Five Planets In The Morning Sky Produced by Marina Hansen and Billy Newman.
The Night Sky Podcast | Five Planets In The Morning Sky
Hello, and thank you for listening to this episode of the night sky podcast. My name is Billy Newman. And I'm Marina Hansen. And this week, we're going to be talking about a few of the upcoming sky watching events that are going to be occurring in the night sky above us for the fourth week of January and part of the first week of February two.
Yeah, that'd be great. Yeah, the the five planets are visible right now. I think that's probably our focus.
Yeah, it's everyone's focus. Anyone that's been like covering the sky watching stuff that's going on. Everybody's talking about it. Because it's such a cool rare event. It's cool.
It is really cool. rare, but I was I was looking up some stuff for for before the show. And every every site has stuff about it, Huffington Post, National Geographic,
cool. I'm glad that it's being covered so much. I saw a ton of tweets about it. And I try to post some stuff about it, too. I looked a few things up on the sky and telescope side, they always have a pretty good collection, or it's pretty good and pretty secure and safe information to trust about what's going on. And skywatching wise, yeah, they're they're normally pretty accurate. There's, it's often it's difficult to be inaccurate. However, I'm often pretty inaccurate. But yeah, it's exciting right now that the highlight right now is that the five planets are up and visible. We've had it for just about a week. Now, officially, I think that the mercury would be visible in the morning sky. Mercury's one, like we've been talking about a little bit is like the the wildcard it's the one that comes up last. And we'll go first. Right? Because it's so fast, it's so quick to go around the sun.
And it is just now starting to be a lot more more visible. It's brighter.
Yeah, this, this week is gonna be the prime week for viewing of the five planets. And it's going to be really cool, too, because we're going to have the moon in it also, as a crescent in the morning.
It's going to be moving past all of them.
Yeah, yeah. So it'll be able to see six of the the visible objects that are not stars in the sky all at one time. And then the sun is rises a little later. But yeah, this week is the week that we're viewing and Mercury is going to be the easiest to do. And it's really, I was looking at the arc of mercury as it as it kind of comes up into the orbit and its highest point in the sky is going to be February 5. And then after that, I think it starts to drop back off, it'll fade back out.

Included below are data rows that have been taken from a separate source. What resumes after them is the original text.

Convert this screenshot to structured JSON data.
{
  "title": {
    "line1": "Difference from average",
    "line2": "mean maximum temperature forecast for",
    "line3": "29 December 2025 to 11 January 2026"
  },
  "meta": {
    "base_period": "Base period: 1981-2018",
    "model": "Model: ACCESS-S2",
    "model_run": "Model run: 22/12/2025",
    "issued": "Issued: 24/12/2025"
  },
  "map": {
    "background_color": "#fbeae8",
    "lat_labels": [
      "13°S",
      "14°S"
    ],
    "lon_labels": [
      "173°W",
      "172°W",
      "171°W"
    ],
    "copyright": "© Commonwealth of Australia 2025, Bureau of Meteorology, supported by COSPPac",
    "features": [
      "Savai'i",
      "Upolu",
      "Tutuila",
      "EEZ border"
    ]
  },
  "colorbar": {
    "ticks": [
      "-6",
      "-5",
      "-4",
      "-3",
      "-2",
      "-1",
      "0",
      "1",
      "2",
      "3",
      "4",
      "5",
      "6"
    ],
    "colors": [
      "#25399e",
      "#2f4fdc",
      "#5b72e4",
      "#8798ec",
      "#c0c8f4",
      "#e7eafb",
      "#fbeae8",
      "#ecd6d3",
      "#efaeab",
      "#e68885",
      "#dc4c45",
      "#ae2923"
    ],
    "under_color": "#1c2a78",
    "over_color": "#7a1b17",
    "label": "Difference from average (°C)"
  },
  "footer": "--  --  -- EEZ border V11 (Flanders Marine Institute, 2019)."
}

And it's slower than it was like in the in the winter, at the end of December, when I had that really fast rise and set over like the course of two and a half weeks. In the night sky. This one's going to be a little bit slower. And so Venus and Mercury are going to start drifting a little bit closer back toward the horizon line, again, closer back toward the sun. But I think mercury will get there first. Maybe at the end of February. Yeah, maybe it's a downer. There's a threshold there. I kind of had my note on about February 23 would be the last date that you'd be able to see mercury. But I bet technically, you could be able to observe it before then. I'm not sure though.
Yeah, that seems about right. I think it's roughly a month of time that we have that they're supposed to be all around and potentially visible. Yeah. But yeah, another cool thing about mercury coming up, like you're saying, and it's going to be most visible around the six, it's also going to be closest to Venus, then it's going to be like five degrees apart. I think it's eight degrees apart right now. Oh, wow. Cool. But that's going to be the closest that they're going to be together during this time.